Queens of the Policy, set in Bronzeville in the 1940s, portrays the Black women who entered the previously male-dominated (and sometimes mobster-dominated) world of “policy,” a forerunner of the lottery. Many of the women, in addition to running the games, had deep roots as activists and philanthropists in their communities.
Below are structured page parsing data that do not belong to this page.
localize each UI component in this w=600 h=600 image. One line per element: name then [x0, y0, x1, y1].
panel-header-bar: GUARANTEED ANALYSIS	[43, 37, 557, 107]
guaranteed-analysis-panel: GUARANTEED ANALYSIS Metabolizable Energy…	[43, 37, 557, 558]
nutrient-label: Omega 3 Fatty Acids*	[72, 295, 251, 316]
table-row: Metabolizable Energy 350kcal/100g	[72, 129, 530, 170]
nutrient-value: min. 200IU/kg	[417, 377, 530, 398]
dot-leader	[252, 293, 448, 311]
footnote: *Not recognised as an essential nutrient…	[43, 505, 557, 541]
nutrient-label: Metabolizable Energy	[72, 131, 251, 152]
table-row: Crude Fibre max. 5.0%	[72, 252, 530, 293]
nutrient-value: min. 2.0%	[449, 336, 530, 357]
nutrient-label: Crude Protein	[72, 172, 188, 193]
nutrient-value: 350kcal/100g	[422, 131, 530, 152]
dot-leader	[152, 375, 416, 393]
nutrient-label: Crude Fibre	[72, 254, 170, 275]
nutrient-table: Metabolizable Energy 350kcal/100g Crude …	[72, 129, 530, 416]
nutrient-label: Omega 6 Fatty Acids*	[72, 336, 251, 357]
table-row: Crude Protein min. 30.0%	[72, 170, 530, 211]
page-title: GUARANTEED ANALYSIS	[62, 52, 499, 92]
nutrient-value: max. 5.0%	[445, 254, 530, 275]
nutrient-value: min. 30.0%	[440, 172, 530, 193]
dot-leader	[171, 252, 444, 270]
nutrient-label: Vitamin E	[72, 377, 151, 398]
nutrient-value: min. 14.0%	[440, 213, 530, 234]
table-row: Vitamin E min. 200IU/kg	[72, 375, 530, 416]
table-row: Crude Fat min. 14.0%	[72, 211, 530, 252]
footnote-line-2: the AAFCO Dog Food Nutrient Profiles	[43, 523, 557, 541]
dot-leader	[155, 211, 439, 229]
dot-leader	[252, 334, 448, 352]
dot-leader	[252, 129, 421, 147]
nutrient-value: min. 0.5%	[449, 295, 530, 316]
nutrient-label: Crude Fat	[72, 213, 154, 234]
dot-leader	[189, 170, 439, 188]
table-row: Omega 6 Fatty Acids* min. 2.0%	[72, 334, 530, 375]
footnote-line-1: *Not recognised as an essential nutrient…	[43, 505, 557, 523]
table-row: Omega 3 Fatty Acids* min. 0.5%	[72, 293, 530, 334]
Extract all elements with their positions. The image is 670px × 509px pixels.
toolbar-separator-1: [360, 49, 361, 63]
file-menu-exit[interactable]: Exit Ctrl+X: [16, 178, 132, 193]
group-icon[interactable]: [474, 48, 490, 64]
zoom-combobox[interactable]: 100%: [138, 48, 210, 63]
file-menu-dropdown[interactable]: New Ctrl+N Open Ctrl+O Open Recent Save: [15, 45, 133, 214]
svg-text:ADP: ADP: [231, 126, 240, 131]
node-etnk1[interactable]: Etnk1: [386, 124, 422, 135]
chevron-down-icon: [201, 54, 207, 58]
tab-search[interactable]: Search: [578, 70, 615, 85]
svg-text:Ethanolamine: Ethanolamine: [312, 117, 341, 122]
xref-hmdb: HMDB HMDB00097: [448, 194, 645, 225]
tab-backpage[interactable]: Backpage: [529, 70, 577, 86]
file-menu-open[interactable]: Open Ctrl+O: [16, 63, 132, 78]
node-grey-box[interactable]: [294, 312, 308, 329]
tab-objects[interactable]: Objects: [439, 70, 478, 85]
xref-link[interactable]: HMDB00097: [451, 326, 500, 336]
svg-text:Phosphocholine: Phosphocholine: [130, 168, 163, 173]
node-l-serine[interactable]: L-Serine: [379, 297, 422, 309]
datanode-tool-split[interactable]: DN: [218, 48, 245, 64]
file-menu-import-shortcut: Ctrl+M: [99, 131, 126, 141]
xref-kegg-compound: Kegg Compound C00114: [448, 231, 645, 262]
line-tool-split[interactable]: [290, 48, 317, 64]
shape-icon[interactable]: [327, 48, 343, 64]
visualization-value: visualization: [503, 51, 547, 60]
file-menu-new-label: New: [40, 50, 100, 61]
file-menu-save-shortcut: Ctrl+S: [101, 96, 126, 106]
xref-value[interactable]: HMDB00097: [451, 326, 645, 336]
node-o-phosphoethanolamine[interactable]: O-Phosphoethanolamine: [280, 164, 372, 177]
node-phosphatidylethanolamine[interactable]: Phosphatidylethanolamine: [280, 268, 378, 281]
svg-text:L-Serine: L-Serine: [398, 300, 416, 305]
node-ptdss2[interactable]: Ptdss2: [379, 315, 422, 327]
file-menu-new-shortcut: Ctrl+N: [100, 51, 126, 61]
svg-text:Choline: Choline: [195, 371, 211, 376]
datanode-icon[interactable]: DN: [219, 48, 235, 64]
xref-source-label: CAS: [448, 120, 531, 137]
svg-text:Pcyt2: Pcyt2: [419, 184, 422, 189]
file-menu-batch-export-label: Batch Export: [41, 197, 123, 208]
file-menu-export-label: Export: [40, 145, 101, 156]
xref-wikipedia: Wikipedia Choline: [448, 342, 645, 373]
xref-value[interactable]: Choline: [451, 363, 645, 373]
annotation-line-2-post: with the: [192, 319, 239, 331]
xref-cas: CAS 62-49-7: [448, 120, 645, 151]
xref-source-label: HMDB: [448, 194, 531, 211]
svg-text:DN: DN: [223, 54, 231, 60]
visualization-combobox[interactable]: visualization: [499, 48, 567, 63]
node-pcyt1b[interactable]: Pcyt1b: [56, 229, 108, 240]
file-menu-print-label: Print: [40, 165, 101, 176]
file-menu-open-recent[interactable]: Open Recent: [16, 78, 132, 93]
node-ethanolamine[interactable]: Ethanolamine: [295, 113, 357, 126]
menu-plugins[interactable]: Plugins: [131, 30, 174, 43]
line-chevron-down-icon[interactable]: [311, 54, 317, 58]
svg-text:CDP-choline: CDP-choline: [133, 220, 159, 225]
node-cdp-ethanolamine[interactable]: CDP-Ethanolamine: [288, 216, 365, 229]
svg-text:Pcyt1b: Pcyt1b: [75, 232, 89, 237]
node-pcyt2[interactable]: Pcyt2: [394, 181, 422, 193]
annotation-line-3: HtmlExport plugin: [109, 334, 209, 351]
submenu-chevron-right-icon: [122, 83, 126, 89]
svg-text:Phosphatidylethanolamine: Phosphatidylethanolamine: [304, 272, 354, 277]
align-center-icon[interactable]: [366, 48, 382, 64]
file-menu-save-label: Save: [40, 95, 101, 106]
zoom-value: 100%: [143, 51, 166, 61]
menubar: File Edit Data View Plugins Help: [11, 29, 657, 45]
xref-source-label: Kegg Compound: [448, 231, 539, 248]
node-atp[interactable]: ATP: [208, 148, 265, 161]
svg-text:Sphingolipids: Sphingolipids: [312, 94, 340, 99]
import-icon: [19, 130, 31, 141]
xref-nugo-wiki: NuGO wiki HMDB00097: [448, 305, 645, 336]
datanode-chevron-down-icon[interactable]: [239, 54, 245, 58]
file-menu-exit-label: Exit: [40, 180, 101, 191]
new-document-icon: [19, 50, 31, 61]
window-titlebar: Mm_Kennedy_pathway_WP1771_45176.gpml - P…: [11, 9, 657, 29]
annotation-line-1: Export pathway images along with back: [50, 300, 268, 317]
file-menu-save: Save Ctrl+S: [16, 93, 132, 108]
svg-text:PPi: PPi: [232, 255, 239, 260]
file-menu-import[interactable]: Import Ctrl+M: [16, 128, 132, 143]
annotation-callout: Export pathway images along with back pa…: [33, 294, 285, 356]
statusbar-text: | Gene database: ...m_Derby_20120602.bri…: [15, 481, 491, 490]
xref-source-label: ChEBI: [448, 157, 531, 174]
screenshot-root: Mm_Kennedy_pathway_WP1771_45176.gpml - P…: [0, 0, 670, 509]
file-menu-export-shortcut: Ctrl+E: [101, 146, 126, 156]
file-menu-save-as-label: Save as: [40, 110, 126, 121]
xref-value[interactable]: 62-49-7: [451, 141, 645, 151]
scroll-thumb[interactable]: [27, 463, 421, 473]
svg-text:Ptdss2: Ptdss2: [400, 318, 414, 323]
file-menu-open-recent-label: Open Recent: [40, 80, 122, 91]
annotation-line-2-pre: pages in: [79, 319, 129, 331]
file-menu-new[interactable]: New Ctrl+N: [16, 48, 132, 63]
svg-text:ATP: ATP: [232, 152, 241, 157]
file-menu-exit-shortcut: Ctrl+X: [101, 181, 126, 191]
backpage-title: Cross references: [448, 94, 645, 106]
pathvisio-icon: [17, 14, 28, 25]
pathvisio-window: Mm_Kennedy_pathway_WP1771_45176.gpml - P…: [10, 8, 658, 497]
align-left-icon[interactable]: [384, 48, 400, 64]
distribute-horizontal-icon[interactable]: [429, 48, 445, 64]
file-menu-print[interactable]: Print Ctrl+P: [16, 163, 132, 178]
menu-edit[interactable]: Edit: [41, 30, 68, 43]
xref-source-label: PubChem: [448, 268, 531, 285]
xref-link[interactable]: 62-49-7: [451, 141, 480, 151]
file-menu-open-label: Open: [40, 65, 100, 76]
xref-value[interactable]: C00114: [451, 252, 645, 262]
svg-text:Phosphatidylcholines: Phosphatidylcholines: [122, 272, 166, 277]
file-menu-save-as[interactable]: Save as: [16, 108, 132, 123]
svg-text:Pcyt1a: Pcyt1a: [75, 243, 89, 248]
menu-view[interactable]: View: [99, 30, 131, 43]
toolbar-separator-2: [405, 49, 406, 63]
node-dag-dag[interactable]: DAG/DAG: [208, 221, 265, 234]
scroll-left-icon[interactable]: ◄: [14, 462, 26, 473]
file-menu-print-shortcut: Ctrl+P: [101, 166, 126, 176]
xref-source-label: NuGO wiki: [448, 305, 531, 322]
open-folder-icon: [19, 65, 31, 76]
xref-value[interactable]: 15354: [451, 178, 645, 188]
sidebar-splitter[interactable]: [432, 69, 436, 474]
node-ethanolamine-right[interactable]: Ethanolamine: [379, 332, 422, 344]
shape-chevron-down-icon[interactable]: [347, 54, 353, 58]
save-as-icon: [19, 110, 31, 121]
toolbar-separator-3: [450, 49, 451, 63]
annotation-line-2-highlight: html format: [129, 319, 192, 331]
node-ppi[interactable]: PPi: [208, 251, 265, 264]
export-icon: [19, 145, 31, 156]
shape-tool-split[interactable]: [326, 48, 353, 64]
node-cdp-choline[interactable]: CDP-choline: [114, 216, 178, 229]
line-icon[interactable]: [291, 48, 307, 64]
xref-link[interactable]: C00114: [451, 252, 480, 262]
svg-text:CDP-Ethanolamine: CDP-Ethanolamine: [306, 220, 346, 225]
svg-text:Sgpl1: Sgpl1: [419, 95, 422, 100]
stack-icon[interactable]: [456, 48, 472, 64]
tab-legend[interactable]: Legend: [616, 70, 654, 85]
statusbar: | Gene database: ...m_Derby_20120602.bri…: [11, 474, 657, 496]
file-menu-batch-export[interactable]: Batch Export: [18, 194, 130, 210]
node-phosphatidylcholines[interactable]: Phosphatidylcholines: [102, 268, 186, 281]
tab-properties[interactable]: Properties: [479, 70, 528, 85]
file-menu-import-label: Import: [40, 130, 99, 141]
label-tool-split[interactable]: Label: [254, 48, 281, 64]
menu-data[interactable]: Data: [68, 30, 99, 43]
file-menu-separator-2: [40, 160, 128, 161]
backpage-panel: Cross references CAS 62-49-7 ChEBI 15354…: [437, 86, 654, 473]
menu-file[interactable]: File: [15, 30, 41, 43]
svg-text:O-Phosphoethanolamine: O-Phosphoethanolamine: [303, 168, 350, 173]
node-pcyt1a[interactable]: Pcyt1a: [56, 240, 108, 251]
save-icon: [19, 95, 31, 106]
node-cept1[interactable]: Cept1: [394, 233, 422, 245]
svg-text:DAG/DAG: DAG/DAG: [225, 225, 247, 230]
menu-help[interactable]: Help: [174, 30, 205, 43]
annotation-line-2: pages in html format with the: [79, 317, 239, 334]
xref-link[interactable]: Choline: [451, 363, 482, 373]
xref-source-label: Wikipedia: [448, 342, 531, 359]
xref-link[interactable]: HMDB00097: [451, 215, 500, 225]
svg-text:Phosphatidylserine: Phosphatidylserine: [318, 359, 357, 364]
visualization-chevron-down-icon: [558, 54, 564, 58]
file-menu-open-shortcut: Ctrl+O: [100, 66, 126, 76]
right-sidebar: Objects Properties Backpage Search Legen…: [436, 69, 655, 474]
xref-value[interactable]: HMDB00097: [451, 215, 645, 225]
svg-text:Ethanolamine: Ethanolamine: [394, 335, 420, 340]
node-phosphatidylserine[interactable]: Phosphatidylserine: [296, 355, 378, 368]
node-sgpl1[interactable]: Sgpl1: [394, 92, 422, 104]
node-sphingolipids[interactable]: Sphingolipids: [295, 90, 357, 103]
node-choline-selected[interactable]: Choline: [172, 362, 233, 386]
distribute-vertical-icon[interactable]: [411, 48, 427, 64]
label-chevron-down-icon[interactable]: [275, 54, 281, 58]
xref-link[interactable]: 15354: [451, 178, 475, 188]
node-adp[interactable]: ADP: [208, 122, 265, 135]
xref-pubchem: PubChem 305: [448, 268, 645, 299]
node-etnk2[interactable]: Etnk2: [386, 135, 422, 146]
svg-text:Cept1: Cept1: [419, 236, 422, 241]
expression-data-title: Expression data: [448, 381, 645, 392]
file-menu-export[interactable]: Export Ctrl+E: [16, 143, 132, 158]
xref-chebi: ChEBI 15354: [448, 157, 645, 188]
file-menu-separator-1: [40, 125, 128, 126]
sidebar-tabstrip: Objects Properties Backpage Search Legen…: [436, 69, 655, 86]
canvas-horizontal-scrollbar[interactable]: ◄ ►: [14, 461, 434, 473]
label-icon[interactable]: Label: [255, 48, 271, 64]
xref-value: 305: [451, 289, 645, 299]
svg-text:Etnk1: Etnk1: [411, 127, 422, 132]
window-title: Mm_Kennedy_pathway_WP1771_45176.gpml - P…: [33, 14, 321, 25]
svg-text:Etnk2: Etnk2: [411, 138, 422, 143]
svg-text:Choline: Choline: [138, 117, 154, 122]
Now in its 11th year, Chicago Theatre Week is a project of the League of Chicago Theatres, the service organization that represents around 200 producing organizations in the city and suburbs. It’s presented in partnership with Choose Chicago, and the goals are to encourage new audiences to check out Chicago theater and to encourage regular patrons to sample companies whose work they’ve not previously encountered. Discounted tickets ($15-$30 or less) are available as well as special dining offers through participating restaurants.
Since it coincides with Black History Month, this year’s Chicago Theatre Week also places the spotlight on Black theater artists and productions. In addition to Queens of the Policy, the showcase at the kick-off party included a scene from Micah Ariel Watson’s Alaiyo, produced by Definition Theatre at the Revival; Invictus Theatre‘s production of Katori Hall’s The Mountaintop (opening in previews tonight); and Columbia College Chicago’s production of Dominique Morisseau’s Detroit ’67, running through February 18. (The Invictus and Columbia College productions are both directed by Aaron Reese Boseman.)
Despite concerns overall in the theater industry about the return of audiences since the 2020 COVID-19 shutdown, the League notes that advance ticket sales for Chicago Theatre Week have been robust and could end up besting the previous record from 2020 (pre-shutdown) of 13,400 tickets.
Lots of other shows participating in Chicago Theatre Week also offer stories tied to Black History Month, and several of them are recommended by Reader critics. They include Trial in the Delta: The Murder of Emmett Till with Collaboraction at the DuSable; Lady Day at Emerson’s Bar and Grill at Mercury Theater Chicago’s Venus Cabaret; Boulevard of Bold Dreams at TimeLine; and Toni Stone at the Goodman.
You can check out all the participating companies and start filling out your own bingo card at chicagotheatreweek.com.
Black circus arts in the spotlight
This Saturday at 8 PM, BIPOC Circus Alliance Midwest (BCAM) presents a Black History Month Cabaret at Aloft Circus Arts (3324 West Wrightwood). A dozen Black movement artists will demonstrate their skills in hammock, silks, straps, flying pole, and more. Tickets are currently sold out, but you can contact [email protected] for information about the organization. They have a three-part mission: “Advocating for equity and inclusion in training, teaching, and performance space; Partnering with circus organizations to implement policy changes designed to increase BIPOC representation and inclusion within students and staff; Celebrating and amplifying BIPOC stories in circus.”